The Northwest Arkansas Democrat-Gazette continued this weekend to explore details of how Arkansas legislators guided state surplus money — the General Improvement Fund — to nonprofit enterprises in sketchy ways. It was criminal in the case of former state Rep. Micah Neal, who’s pleaded guilty to taking kickbacks from the money he guided to various recipients.
The latest reporting is an accounting of the connections between Neal and other legislators and agencies and a lobbyist we’ve identified previously that arose after Neal’s plea agreement was announced.
More indictments are expected, perhaps soon, with at least one other former legislator in the thick of the speculation.
This story comes, coincidentally, as the Democrat-Gazette continues to explore the tangled financial situation in which Sen. Jake Files of Fort Smith finds himself. He’s had some apparent reverses in his contracting business, claims in court indicate. Also, more than $1 million in public money has been spent on a sports complex that he’s said he was going to build without profit to himself. It’s incomplete and behind schedule. Questions have been raised about whether subcontractor bids he submitted for payment were legitimate. He also sought GIF money for work that he was supervising. If legal, it presents an ill appearance when a legislator uses tax money he controls for a project he’s overseeing. Files should resign from the legislature and get his financial house in order. It could be that he can’t afford to give up the income.
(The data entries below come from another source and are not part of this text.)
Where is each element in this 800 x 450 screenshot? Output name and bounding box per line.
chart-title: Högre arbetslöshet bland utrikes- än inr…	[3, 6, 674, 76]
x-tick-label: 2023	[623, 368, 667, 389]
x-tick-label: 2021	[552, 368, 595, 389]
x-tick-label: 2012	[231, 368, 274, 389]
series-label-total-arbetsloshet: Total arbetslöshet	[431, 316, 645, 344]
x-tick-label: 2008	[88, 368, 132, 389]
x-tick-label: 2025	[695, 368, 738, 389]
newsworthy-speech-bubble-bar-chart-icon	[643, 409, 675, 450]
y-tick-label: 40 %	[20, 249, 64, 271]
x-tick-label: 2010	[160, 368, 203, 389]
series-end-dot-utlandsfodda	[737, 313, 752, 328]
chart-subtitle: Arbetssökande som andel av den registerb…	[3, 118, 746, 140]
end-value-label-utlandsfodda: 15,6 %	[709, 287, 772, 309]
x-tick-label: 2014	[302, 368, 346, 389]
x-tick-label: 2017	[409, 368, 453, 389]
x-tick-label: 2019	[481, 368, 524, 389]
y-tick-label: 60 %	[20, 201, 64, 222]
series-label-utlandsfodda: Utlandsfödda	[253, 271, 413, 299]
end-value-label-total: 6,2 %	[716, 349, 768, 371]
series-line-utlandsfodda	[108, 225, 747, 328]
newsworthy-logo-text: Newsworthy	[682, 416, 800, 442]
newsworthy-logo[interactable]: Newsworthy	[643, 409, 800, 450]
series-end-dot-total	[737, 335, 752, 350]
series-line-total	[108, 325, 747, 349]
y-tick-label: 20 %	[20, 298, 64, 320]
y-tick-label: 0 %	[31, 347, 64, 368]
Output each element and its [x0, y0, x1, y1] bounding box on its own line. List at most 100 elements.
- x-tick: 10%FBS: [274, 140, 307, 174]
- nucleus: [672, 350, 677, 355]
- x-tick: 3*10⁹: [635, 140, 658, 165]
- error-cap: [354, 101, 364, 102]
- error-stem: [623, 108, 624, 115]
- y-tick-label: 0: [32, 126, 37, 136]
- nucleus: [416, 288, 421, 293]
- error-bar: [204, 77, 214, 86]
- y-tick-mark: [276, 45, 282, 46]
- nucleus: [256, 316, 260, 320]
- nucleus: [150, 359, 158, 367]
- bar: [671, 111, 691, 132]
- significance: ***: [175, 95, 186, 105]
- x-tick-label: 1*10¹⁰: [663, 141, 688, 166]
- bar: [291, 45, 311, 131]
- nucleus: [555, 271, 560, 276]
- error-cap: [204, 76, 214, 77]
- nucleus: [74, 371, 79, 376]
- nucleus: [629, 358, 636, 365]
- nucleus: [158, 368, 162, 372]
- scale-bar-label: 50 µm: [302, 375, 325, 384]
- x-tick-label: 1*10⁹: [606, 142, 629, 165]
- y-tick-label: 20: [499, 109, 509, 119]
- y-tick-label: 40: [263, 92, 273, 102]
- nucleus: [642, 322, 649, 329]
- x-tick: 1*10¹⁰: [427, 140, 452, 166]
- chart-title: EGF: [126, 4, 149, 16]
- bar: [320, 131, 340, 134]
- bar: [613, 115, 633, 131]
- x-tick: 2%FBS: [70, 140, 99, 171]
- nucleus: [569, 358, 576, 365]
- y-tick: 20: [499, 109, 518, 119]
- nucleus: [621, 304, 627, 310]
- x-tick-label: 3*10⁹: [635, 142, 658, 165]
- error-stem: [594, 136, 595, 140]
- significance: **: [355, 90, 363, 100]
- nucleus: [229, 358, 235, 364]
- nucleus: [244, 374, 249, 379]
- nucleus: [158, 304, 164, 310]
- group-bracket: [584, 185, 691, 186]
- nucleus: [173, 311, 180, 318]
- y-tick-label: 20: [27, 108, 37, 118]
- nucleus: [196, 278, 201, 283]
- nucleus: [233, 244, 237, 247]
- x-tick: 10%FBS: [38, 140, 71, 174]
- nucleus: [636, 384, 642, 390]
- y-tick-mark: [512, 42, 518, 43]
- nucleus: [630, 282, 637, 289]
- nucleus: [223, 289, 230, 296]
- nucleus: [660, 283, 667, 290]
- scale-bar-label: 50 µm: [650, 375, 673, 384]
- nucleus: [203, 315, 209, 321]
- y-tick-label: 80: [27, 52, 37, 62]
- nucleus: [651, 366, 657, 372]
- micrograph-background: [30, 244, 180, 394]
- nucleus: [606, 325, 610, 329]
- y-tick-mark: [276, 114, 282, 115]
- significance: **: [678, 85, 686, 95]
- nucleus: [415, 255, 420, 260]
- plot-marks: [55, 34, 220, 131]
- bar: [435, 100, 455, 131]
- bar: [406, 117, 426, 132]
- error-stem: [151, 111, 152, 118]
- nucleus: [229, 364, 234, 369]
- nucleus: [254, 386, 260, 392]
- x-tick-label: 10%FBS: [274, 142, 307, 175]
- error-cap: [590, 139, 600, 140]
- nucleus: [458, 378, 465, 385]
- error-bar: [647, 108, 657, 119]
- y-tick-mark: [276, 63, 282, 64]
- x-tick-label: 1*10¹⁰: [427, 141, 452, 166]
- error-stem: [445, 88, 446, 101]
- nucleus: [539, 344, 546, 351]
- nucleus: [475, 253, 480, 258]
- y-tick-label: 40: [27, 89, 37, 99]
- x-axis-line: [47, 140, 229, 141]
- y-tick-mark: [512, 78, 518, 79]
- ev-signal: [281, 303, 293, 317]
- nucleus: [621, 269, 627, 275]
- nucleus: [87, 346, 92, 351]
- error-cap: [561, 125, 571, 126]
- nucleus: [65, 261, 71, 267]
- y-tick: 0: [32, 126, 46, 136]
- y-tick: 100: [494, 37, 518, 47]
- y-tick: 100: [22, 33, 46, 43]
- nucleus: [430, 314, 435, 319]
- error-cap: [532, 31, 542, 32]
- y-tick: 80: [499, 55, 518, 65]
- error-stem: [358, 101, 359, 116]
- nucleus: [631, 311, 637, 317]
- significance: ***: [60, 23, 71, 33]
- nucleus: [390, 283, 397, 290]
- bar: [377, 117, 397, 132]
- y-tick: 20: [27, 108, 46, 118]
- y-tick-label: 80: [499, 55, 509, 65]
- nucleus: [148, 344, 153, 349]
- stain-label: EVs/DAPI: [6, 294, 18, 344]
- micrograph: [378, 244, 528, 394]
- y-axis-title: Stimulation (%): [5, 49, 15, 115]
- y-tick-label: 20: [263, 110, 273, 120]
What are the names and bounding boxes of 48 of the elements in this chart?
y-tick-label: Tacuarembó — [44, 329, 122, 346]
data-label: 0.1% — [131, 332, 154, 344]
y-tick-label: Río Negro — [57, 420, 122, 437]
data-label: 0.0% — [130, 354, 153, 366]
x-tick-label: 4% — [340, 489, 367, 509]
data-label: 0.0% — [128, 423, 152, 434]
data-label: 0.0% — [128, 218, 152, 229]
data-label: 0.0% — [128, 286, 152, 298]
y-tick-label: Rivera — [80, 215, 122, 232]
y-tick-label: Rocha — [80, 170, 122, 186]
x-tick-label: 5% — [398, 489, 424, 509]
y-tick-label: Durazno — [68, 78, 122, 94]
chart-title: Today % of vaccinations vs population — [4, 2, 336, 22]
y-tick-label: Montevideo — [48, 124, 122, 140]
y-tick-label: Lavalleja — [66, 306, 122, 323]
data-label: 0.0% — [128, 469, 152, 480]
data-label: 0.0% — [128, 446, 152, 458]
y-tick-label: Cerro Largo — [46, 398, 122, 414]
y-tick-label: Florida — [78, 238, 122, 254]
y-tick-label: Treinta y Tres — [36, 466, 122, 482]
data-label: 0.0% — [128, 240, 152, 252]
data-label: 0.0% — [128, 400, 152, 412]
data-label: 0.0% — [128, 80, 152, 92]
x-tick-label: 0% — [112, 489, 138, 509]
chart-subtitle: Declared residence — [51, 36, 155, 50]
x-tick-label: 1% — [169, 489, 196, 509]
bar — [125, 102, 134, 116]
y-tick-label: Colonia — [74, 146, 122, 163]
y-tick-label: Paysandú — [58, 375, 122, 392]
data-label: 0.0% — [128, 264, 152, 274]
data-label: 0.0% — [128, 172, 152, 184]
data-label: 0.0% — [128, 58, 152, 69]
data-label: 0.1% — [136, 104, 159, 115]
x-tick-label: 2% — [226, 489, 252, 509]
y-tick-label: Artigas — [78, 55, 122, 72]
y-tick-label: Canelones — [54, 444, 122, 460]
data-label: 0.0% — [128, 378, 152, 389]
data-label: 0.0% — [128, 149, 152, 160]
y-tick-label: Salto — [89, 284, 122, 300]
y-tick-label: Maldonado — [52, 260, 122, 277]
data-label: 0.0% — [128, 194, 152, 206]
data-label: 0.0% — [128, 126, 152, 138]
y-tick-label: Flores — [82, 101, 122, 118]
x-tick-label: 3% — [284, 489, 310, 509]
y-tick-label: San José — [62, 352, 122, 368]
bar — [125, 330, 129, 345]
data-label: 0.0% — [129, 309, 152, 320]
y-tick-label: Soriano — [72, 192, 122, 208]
The governor wants to end the GIF slush fund. Former legislator and Jacksonville lawyer Mike Wilson continues an appeal of a lawsuit aimed at establishing — as it should — that this pork barreling amounts to unconstitutional local spending by the legislature. It’s time to quit it. Or more scandals will be sure to follow.
A forensic accounting of GIF spending down through the years would, if not indict, shame dozens of legislators.
PS: A reader asks how White River Planning and Development had GIF money to speak without a direct appropriation. (I’d reported earlier that Sen. Linda Collins-Smith had tried unsuccessfully to get that agency to support Ecclesia College with a GIF allotment because she admired their work study program.) I have a letter and spread sheet that details White River’s involvement in GIF money that flowed from the Northwest Arkansas Economic Development District.